Label Type
Cultural/Historical ContextLabel
The word Pokrov (meaning both “veil” and “protection” in Russian) combines two stories celebrated in the Eastern Orthodox calendar on the same day, October 1st. It represents the miraculous appearance of the Mother of God in a church in Constantinople in 911 during a Saracen invasion. She is shown standing on a cloud with her arms outstretched in prayer, holding a veil which would protect the people below. A host of saints and angels surrounds her. The exterior of a five-domed church is indicated behind her, as well as a cut-away view into the interior.

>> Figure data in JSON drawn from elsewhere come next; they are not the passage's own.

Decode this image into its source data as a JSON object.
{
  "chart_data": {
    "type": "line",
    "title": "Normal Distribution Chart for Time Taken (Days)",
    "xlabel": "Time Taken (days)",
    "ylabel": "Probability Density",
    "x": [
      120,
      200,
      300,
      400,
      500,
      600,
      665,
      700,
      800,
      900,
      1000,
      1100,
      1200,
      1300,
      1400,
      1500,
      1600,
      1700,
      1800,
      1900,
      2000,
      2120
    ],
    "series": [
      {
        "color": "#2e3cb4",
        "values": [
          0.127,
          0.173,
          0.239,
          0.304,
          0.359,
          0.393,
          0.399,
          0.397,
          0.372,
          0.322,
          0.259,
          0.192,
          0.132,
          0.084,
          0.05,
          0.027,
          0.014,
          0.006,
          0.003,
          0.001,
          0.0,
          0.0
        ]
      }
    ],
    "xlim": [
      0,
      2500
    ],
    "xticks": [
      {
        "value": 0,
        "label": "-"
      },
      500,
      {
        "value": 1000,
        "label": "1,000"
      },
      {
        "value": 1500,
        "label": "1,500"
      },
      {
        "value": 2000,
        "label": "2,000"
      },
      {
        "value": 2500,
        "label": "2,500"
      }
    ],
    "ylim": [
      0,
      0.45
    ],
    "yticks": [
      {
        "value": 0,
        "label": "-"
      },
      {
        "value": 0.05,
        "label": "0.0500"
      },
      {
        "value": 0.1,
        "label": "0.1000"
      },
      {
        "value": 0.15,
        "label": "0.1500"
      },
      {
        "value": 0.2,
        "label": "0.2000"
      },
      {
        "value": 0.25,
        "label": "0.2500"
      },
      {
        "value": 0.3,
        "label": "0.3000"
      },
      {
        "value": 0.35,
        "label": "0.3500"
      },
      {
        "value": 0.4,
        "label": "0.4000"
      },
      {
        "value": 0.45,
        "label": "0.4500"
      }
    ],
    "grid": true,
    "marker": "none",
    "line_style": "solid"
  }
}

We can see columns, arches and leaded-glass windows, and a scene of the Presentation of the Cross appears above her head. St. Andrew, the Holy Fool for Christ’s Sake (dressed only in a blanket), points up at her on the right. The emperor and empress and the patriarch of Constantinople stand on the left. The second story involves the young man standing on an elaborate podium below the Mother of God, Romanos the Melodist, a composer of hymns shown holding a scroll with the words of his famous hymn to Mary. The scene in the lower right shows the Virgin offering a scroll to the composer during a dream, thus inspiring him. The colors used in this painting, dark green, brown, light ochre and red, are typical of late 17th-century icons.